Horn and Hardart were geniuses when it came to creating a way to provide good food fast to the masses and make enormous profits off of their efforts. Their playbook inspired every fast food outlet from Burger King to Starbucks, and the latter’s Howard Schultze even waxes sentimental on camera about how the automat affected him as both a child consumer and CEO running a similar business. 

Indeed, Schultze wanted his coffee shops to have the same sense of community, variety, and ‘sense of theater’ that Horn and Hardart’s automats had. In a way, his franchises are the closest thing we have to those automats today, becoming a cultural touchstone and communal gathering place, not to mention an integral part of the American vernacular. Schultze also borrowed Horn and Hardart’s penchant for cleanliness, promising the consumer a comfortable space that was practically pristine. 

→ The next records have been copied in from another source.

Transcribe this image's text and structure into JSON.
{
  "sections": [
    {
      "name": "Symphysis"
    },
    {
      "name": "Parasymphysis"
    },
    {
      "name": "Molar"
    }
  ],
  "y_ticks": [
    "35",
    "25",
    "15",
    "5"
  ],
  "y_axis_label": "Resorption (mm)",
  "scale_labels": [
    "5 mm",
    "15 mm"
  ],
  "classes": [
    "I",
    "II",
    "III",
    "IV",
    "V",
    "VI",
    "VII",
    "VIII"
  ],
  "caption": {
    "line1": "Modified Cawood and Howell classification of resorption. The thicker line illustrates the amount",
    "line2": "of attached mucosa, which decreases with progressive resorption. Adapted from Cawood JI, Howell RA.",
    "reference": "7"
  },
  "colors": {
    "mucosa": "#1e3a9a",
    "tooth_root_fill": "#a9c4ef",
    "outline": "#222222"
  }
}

The fall of Horn and Hardart’s automats makes for the final act in the doc and it’s a sad but obvious chapter in the tale. The automats couldn’t compete with rising food prices, fast-food joints being built on every corner and the exodus of the city populations to the ‘burbs. By the mid-sixties, Horn and Hardart’s automats were struggling and the film doesn’t shy away from talking turkey about all that went wrong. Still, even the darker parts of the narrative serve as a sort of sweet mourning, underlining how the automats couldn’t survive in a colder and bigger competitive set.  

THE AUTOMAT is an engaging documentary, a warm trip down memory lane, and an excellent lesson on brand-building. At one time, Horn and Hardart’s automats fed 10% of Philadelphia daily, and they did it with a good product, a fair price, and an experience that wholly enveloped the consumer. How many products, brands, restaurants, or companies can claim such these days? It would behoove filmgoers to see THE AUTOMAT, of course, but it would also be wise for business schools to make the documentary required viewing for their students.